If you have recently experienced your first earthquake - as I did eight days ago - then being woken up by the sound of the roof above you clattering loudly is more than slightly alarming.
Yet that is precisely what happened at 1am this morning. We are staying at the beautiful Alona beach in Panglao Island in the Philippines. I’d been attracted to Trudi’s Place by good reviews on the internet. And there was an intriguing back story. Trudi had originally owned a simple sari-sari (convenience) store. Then she started cooking meals for the burgeoning tourist population, and finally she added a small hotel at the back. Initially it was a flimsy bamboo construction, which collapsed after three years, but she replaced it with a solid stone hotel. But how solid?
The standard rooms were all full, so we had been been tempted by a superior room with a 10% discount. The room seemed fine when we arrived with a nice view of the white sand beach. When we retired for the night, the loud beach disco continued, but to our pleasant surprise stopped at midnight. I quickly fell asleep.

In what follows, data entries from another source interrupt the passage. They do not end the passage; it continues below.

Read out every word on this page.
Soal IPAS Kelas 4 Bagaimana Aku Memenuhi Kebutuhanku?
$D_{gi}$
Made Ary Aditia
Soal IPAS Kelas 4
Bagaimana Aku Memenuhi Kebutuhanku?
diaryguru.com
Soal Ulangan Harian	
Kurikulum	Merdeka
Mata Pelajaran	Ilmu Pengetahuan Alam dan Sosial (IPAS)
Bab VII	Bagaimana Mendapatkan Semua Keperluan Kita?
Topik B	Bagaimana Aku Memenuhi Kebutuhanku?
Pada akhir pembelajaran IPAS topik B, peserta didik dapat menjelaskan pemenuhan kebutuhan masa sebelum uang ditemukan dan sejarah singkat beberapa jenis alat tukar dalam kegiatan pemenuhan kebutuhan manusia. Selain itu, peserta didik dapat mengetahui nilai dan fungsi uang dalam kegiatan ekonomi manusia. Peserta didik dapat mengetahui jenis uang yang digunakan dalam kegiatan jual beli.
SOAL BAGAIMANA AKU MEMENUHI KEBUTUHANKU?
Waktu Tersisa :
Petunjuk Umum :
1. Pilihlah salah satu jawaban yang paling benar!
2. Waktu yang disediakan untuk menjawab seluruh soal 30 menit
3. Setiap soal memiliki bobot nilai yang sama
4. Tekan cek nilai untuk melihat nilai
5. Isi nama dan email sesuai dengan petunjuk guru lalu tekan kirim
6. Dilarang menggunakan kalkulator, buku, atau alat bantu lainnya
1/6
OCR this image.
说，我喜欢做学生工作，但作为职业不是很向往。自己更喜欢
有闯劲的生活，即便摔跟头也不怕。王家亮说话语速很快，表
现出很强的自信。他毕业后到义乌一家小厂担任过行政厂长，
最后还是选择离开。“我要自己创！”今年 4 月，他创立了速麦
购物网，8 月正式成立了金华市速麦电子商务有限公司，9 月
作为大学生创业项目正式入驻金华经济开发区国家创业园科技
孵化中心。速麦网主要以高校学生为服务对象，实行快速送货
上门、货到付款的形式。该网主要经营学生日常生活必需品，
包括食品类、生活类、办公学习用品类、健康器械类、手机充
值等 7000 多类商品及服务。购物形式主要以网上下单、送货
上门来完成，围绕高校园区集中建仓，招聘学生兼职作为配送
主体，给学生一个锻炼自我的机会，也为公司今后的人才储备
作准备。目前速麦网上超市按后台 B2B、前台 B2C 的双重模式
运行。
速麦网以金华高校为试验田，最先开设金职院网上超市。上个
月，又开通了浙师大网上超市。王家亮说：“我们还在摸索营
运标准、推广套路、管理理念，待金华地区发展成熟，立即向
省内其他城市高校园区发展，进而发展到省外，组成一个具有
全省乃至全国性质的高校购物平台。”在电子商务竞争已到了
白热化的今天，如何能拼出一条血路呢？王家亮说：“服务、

Less than an hour later I was woken up. After experiencing a 6.9 earthquake in Dumaguete eight days ago, sleep had not been easy for several nights as I had feared being woken in the night by a possibly dangerous aftershock. I felt six of them, but only one at night. As several days had elapsed since the last aftershock, and as we are further away from where the quake struck, I had relaxed and felt confident there would be no more aftershocks.
But when I was woken up by a loud noise last night, my first thought was that this was another earthquake. Then it became clear that it was a rattling tin roof. Looking outside it was a wet blustery night.
The noise continued, and Helen and I felt uneasy. I went downstairs to the reception area. No-one was there. The door leading to the cafe and then outside was locked. There was no-one around. I called ‘anyone there’. Eventually after a few minutes a security guard opened a side door and said if I wanted to go out, I could do so by the side entrance. I explained what had happened. He came upstairs to our room but by then the wind had died down and the noise had ceased.
I noticed that in the two rooms nearest to us the doors were covered by light curtains. They were flapping in the the wind, and behind them, where you would expect a door, there was just a flimsy piece of plywood. The guard said these rooms were being renovated, and in fact there was nothing there! So, without previously realising it, I dicovered our room had two outside walls.
I shudder to think what would happen if a hotel guest went to the wrong room and fell through the plywood to the ground fifteen feet below.
Anyway we returned to bed, and tried to get back to sleep. But the wind strengthened again. It seemed to be coming in under the roof and lifting it up and down, causing the clattering noise. There was no chance of sleep. And we both felt unsafe. So once again I descended the stairs and found the security guard. “Can we change to a safer room”, I asked. The owner and manager were not on the premises, but the owner’s daughter was, so the guard woke her up and eventually we were transferred to another room. It was a poky back room which lacked taps in the sink. But the roof immediately above it did not rattle. I quickly fell asleep.
In the morning, I asked to see the owner or manager but was told neither was there. I explained what had happened last night, and was offered a 10% discount. I said that we’d already been offered that, and it was not enough. She phoned the manager who asked to speak to me. told her about our experiences. I added that I considered the building unsafe. She disagreed without saying why. I told her it was the worst night I had ever had in any hotel. She repeated the offer of a 10% discount. When I demurred, she offered 20%. I told her that wasn’t enough, and said that if I were in her position, I would not be charging anything. Eventually she offered a 50% discount. I said I would accept such a discount on the cost of the cheaper room we’d been moved to.
Throughout all this, the manager offered no apology. Even when I commented on this, expecting a token apology, she did not say sorry.
Trudie’s Place, Alona Beach, Panglao Island, Philippines. Don’t go there!